Borussia Dortmund: Auf einem guten Weg

Borussia Dortmund könne den Trainerwechsel von Tuchel nach Bosz nicht richtig verarbeiten, die Unruhe um den Dembele-Transfer und ein völlig neues Spielsystem für die Mannschaft, könne diese verunsichern, wurden in der vergangenen Woche ad absurdum geführt.

Borussia Dortmund ist auf einem guten Weg und wahrscheinlich auch in eine gute Bundesliga-Spielzeit. Heute Abend wird sich in etwa sagen lassen, ob es auch eine gute Champions-League-Saison werden kann. Lassen wir uns bei der Gruppenauslosung in Nyon überraschen.

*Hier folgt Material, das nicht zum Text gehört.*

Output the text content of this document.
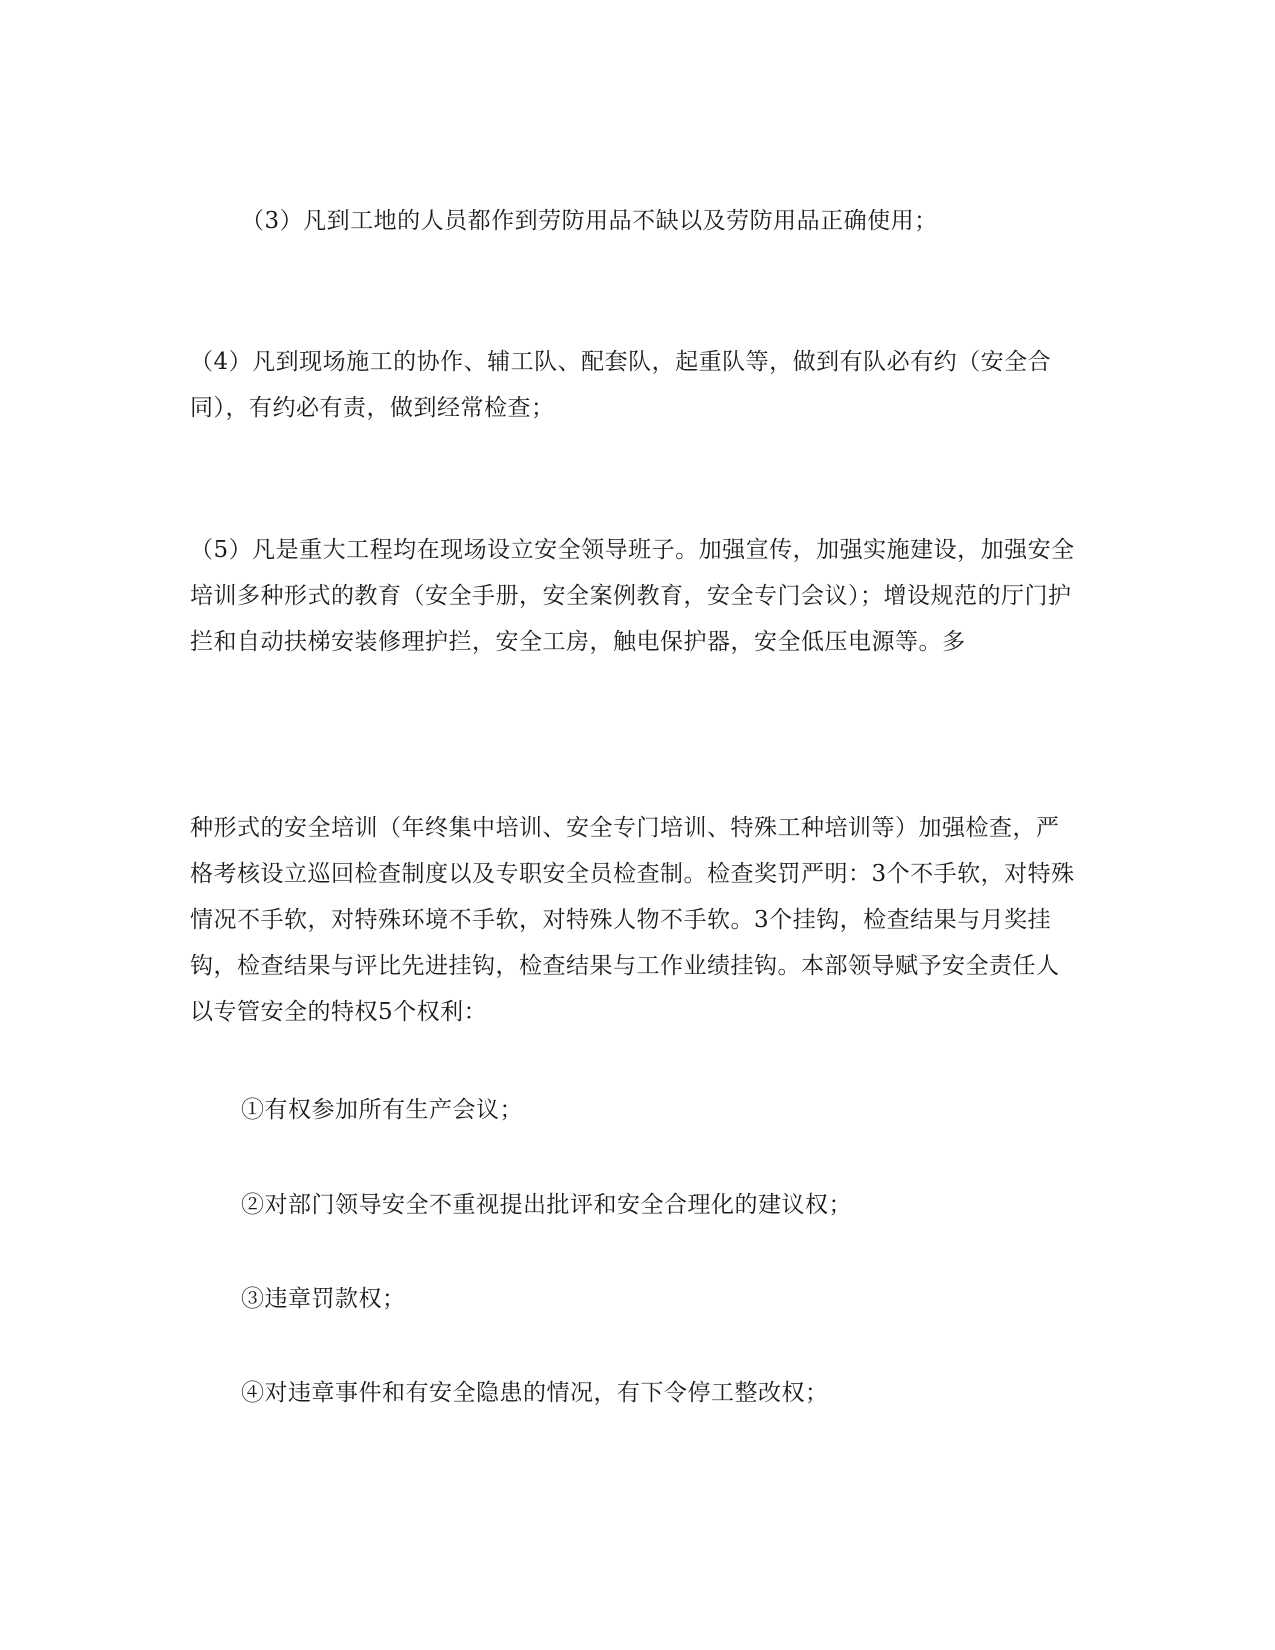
（3）凡到工地的人员都作到劳防用品不缺以及劳防用品正确使用；

（4）凡到现场施工的协作、辅工队、配套队，起重队等，做到有队必有约（安全合同），有约必有责，做到经常检查；

（5）凡是重大工程均在现场设立安全领导班子。加强宣传，加强实施建设，加强安全培训多种形式的教育（安全手册，安全案例教育，安全专门会议）；增设规范的厅门护拦和自动扶梯安装修理护拦，安全工房，触电保护器，安全低压电源等。多

种形式的安全培训（年终集中培训、安全专门培训、特殊工种培训等）加强检查，严格考核设立巡回检查制度以及专职安全员检查制。检查奖罚严明：3个不手软，对特殊情况不手软，对特殊环境不手软，对特殊人物不手软。3个挂钩，检查结果与月奖挂钩，检查结果与评比先进挂钩，检查结果与工作业绩挂钩。本部领导赋予安全责任人以专管安全的特权5个权利：

①有权参加所有生产会议；

②对部门领导安全不重视提出批评和安全合理化的建议权；

③违章罚款权；

④对违章事件和有安全隐患的情况，有下令停工整改权；
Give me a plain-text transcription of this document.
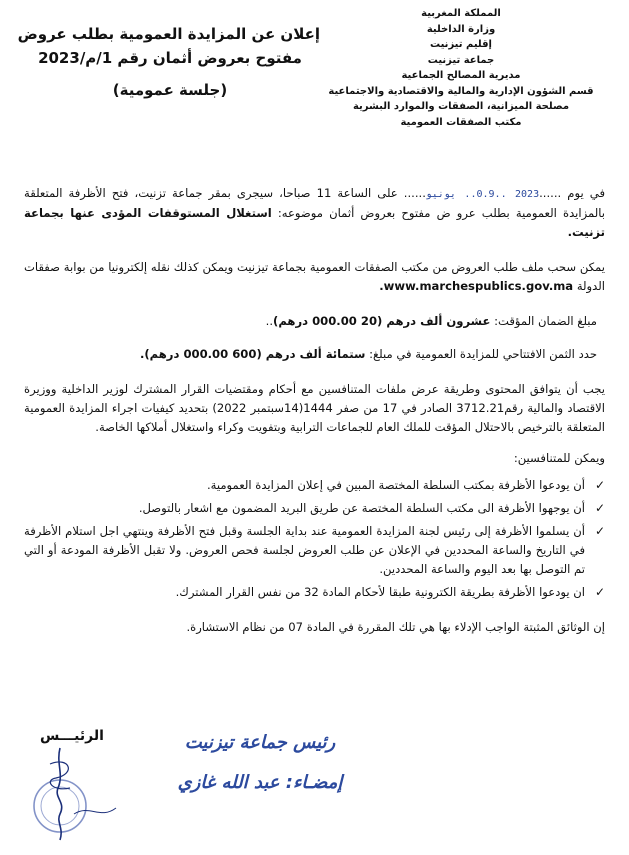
المملكة المغربية
وزارة الداخلية
إقليم تيزنيت
جماعة تيزنيت
مديرية المصالح الجماعية
قسم الشؤون الإدارية والمالية والاقتصادية والاجتماعية
مصلحة الميزانية، الصفقات والموارد البشرية
مكتب الصفقات العمومية
إعلان عن المزايدة العمومية بطلب عروض
مفتوح بعروض أثمان رقم 1/م/2023
(جلسة عمومية)

في يوم ......2023 ..0.9.. يونيو...... على الساعة 11 صباحا، سيجرى بمقر جماعة تزنيت، فتح الأظرفة المتعلقة بالمزايدة العمومية بطلب عرو ض مفتوح بعروض أثمان موضوعه: استغلال المستوقفات المؤدى عنها بجماعة تزنيت.

يمكن سحب ملف طلب العروض من مكتب الصفقات العمومية بجماعة تيزنيت ويمكن كذلك نقله إلكترونيا من بوابة صفقات الدولة www.marchespublics.gov.ma.

مبلغ الضمان المؤقت: عشرون ألف درهم (20 000.00 درهم)..

حدد الثمن الافتتاحي للمزايدة العمومية في مبلغ: ستمائة ألف درهم (600 000.00 درهم).

يجب أن يتوافق المحتوى وطريقة عرض ملفات المتنافسين مع أحكام ومقتضيات القرار المشترك لوزير الداخلية ووزيرة الاقتصاد والمالية رقم3712.21 الصادر في 17 من صفر 1444(14سبتمبر 2022) بتحديد كيفيات اجراء المزايدة العمومية المتعلقة بالترخيص بالاحتلال المؤقت للملك العام للجماعات الترابية وبتفويت وكراء واستغلال أملاكها الخاصة.

ويمكن للمتنافسين:

✓
أن يودعوا الأظرفة بمكتب السلطة المختصة المبين في إعلان المزايدة العمومية.
✓
أن يوجهوا الأظرفة الى مكتب السلطة المختصة عن طريق البريد المضمون مع اشعار بالتوصل.
✓
أن يسلموا الأظرفة إلى رئيس لجنة المزايدة العمومية عند بداية الجلسة وقبل فتح الأظرفة وينتهي اجل استلام الأظرفة في التاريخ والساعة المحددين في الإعلان عن طلب العروض لجلسة فحص العروض. ولا تقبل الأظرفة المودعة أو التي تم التوصل بها بعد اليوم والساعة المحددين.
✓
ان يودعوا الأظرفة بطريقة الكترونية طبقا لأحكام المادة 32 من نفس القرار المشترك.

إن الوثائق المثبتة الواجب الإدلاء بها هي تلك المقررة في المادة 07 من نظام الاستشارة.

الرئيـــس	رئيس جماعة تيزنيت
إمضـاء: عبد الله غازي
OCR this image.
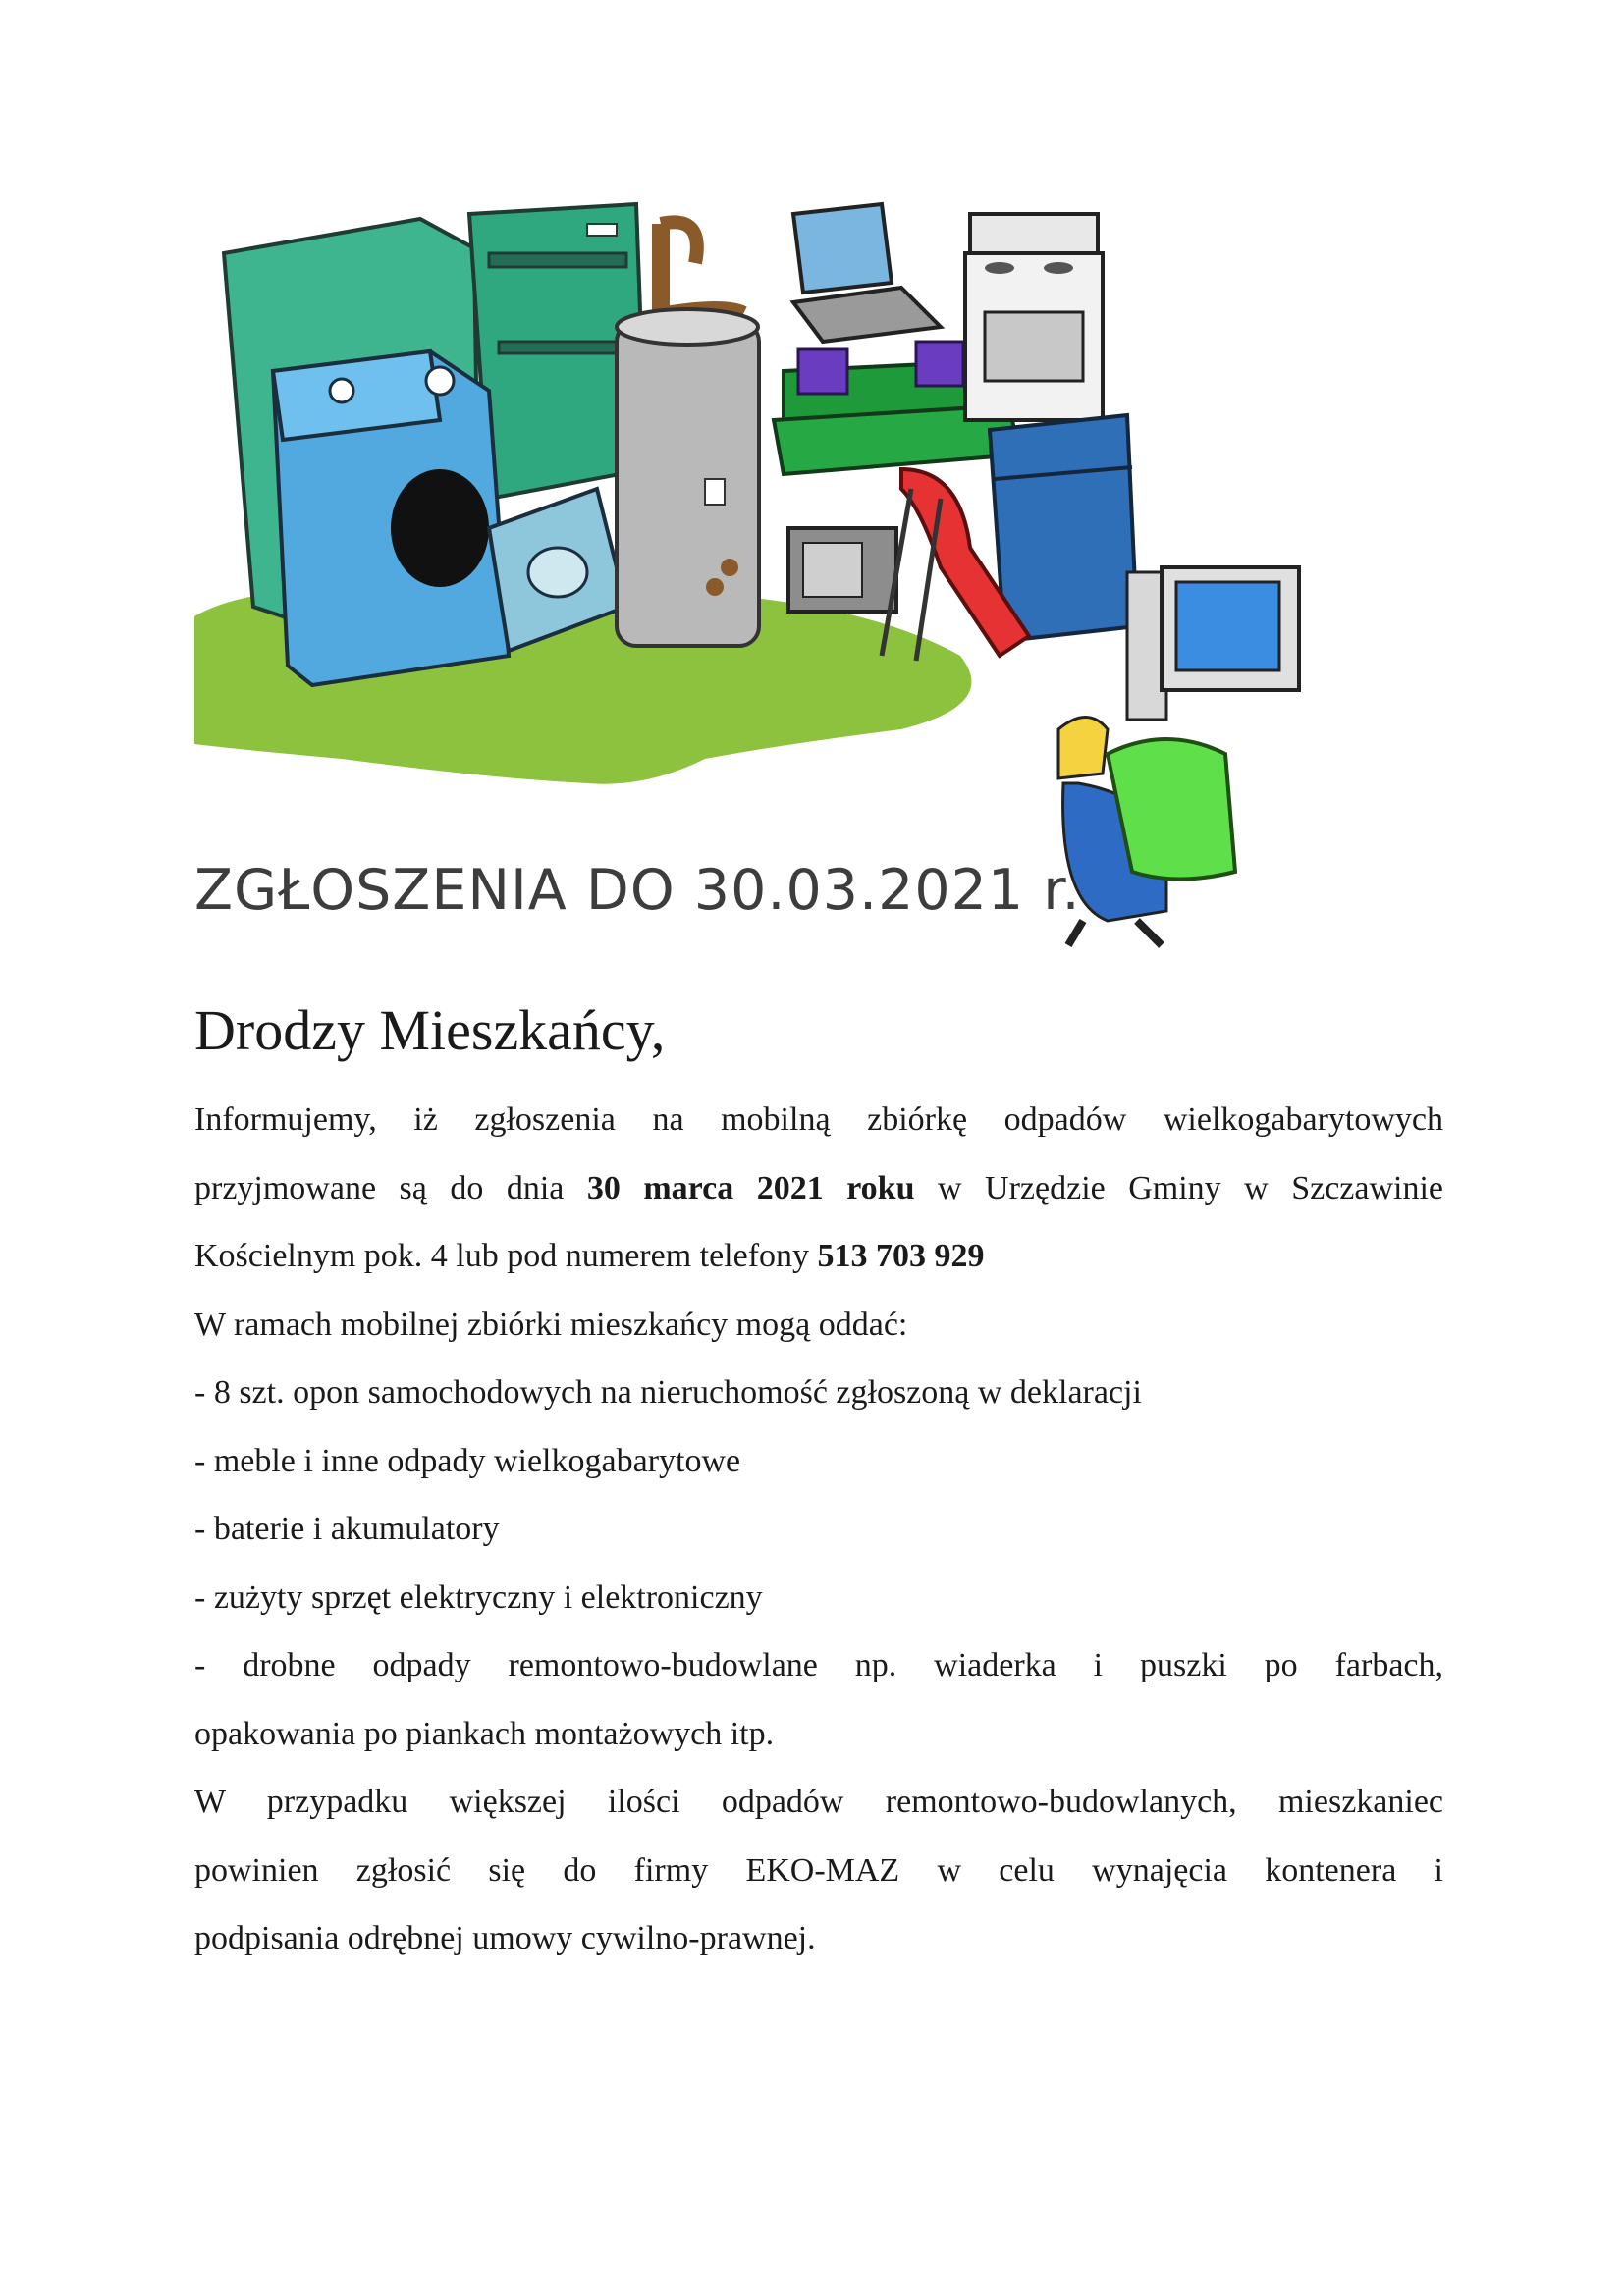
ZGŁOSZENIA DO 30.03.2021 r.
Drodzy Mieszkańcy,

Informujemy, iż zgłoszenia na mobilną zbiórkę odpadów wielkogabarytowych

przyjmowane są do dnia 30 marca 2021 roku w Urzędzie Gminy w Szczawinie

Kościelnym pok. 4 lub pod numerem telefony 513 703 929

W ramach mobilnej zbiórki mieszkańcy mogą oddać:

- 8 szt. opon samochodowych na nieruchomość zgłoszoną w deklaracji

- meble i inne odpady wielkogabarytowe

- baterie i akumulatory

- zużyty sprzęt elektryczny i elektroniczny

- drobne odpady remontowo-budowlane np. wiaderka i puszki po farbach,

opakowania po piankach montażowych itp.

W przypadku większej ilości odpadów remontowo-budowlanych, mieszkaniec

powinien zgłosić się do firmy EKO-MAZ w celu wynajęcia kontenera i

podpisania odrębnej umowy cywilno-prawnej.
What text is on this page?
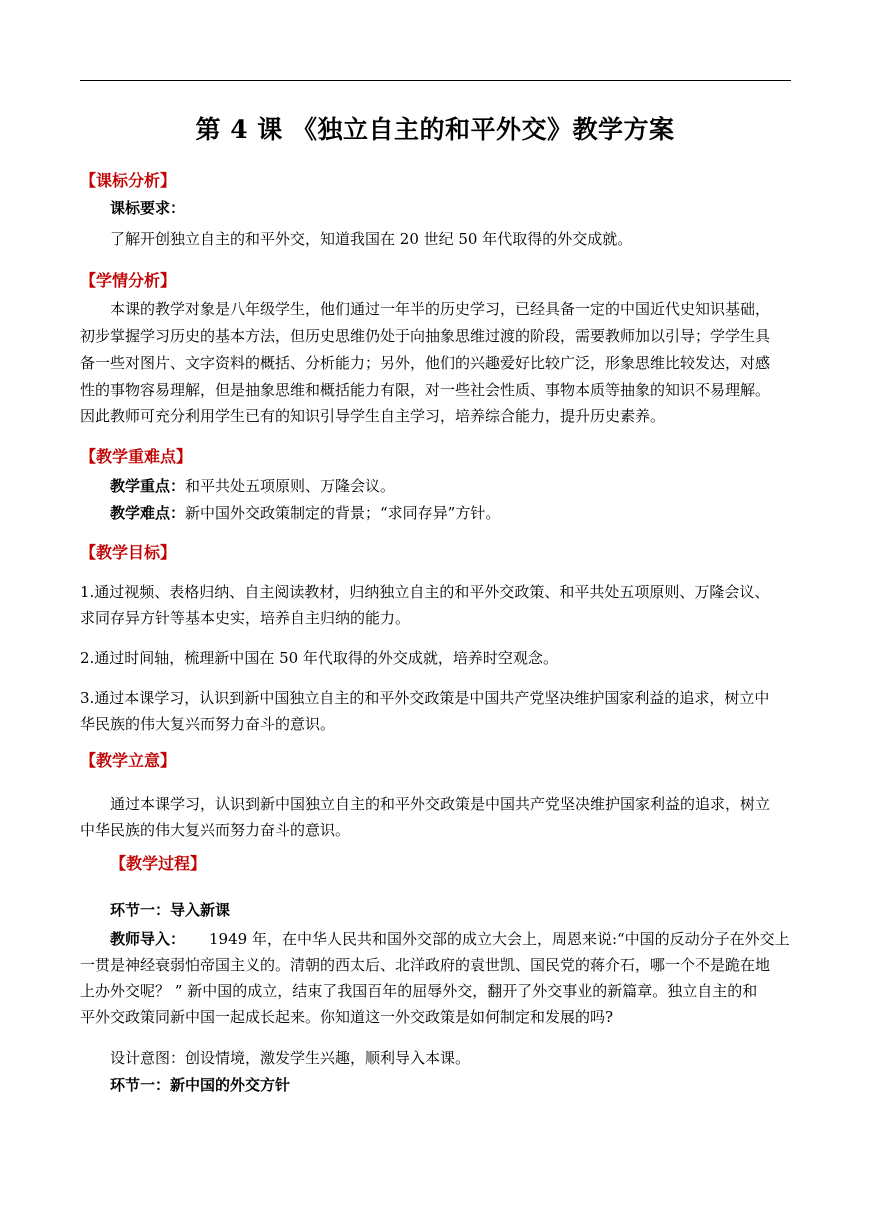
第 4 课 《独立自主的和平外交》教学方案
【课标分析】
课标要求：
了解开创独立自主的和平外交，知道我国在 20 世纪 50 年代取得的外交成就。
【学情分析】
本课的教学对象是八年级学生，他们通过一年半的历史学习，已经具备一定的中国近代史知识基础，
初步掌握学习历史的基本方法，但历史思维仍处于向抽象思维过渡的阶段，需要教师加以引导；学学生具
备一些对图片、文字资料的概括、分析能力；另外，他们的兴趣爱好比较广泛，形象思维比较发达，对感
性的事物容易理解，但是抽象思维和概括能力有限，对一些社会性质、事物本质等抽象的知识不易理解。
因此教师可充分利用学生已有的知识引导学生自主学习，培养综合能力，提升历史素养。
【教学重难点】
教学重点：和平共处五项原则、万隆会议。
教学难点：新中国外交政策制定的背景；“求同存异”方针。
【教学目标】
1.通过视频、表格归纳、自主阅读教材，归纳独立自主的和平外交政策、和平共处五项原则、万隆会议、
求同存异方针等基本史实，培养自主归纳的能力。
2.通过时间轴，梳理新中国在 50 年代取得的外交成就，培养时空观念。
3.通过本课学习，认识到新中国独立自主的和平外交政策是中国共产党坚决维护国家利益的追求，树立中
华民族的伟大复兴而努力奋斗的意识。
【教学立意】
通过本课学习，认识到新中国独立自主的和平外交政策是中国共产党坚决维护国家利益的追求，树立
中华民族的伟大复兴而努力奋斗的意识。
【教学过程】
环节一：导入新课
教师导入： 1949 年，在中华人民共和国外交部的成立大会上，周恩来说:“中国的反动分子在外交上
一贯是神经衰弱怕帝国主义的。清朝的西太后、北洋政府的袁世凯、国民党的蒋介石，哪一个不是跪在地
上办外交呢？ ” 新中国的成立，结束了我国百年的屈辱外交，翻开了外交事业的新篇章。独立自主的和
平外交政策同新中国一起成长起来。你知道这一外交政策是如何制定和发展的吗?
设计意图：创设情境，激发学生兴趣，顺利导入本课。
环节一：新中国的外交方针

Eines ist aber in jedem Fall klar. Die einizige, wirklich noch offene, Baustelle ist das Theater um Ousmane Dembele, der immer noch die Arbeit verweigert und von dem ungewiss ist, ob er in den Mannschaftkader des BVB zurückkehren kann. Watzke und Zorc setzen dafür voraus, dass sich Dembele höchst offiziell für sein Verhalten entschuldigt.

Schon interessant, wer sich in die Dembele-Diskussion so einmischt: Effenberg, Mattäus, Gotschalk, Löw und viele andere mehr. Jeder hat zu der Causa natürlich eine andere, bessere Meinung. Alle Äußerungen insgesamt sin wohl eher für den Müll, als dass Watzke und Zorc damit etwas anfangen könnten. Und der Sache hilfreich sind sie auch nicht.

Dass die Borussia trotz allem in Wolfsburg ein tolles Spiel gezeigt hat und sich Christian Pulisic als mehr als ein Dembele-Ersatz gezeigt hat, sollte niemandem verborgen geblieben sein.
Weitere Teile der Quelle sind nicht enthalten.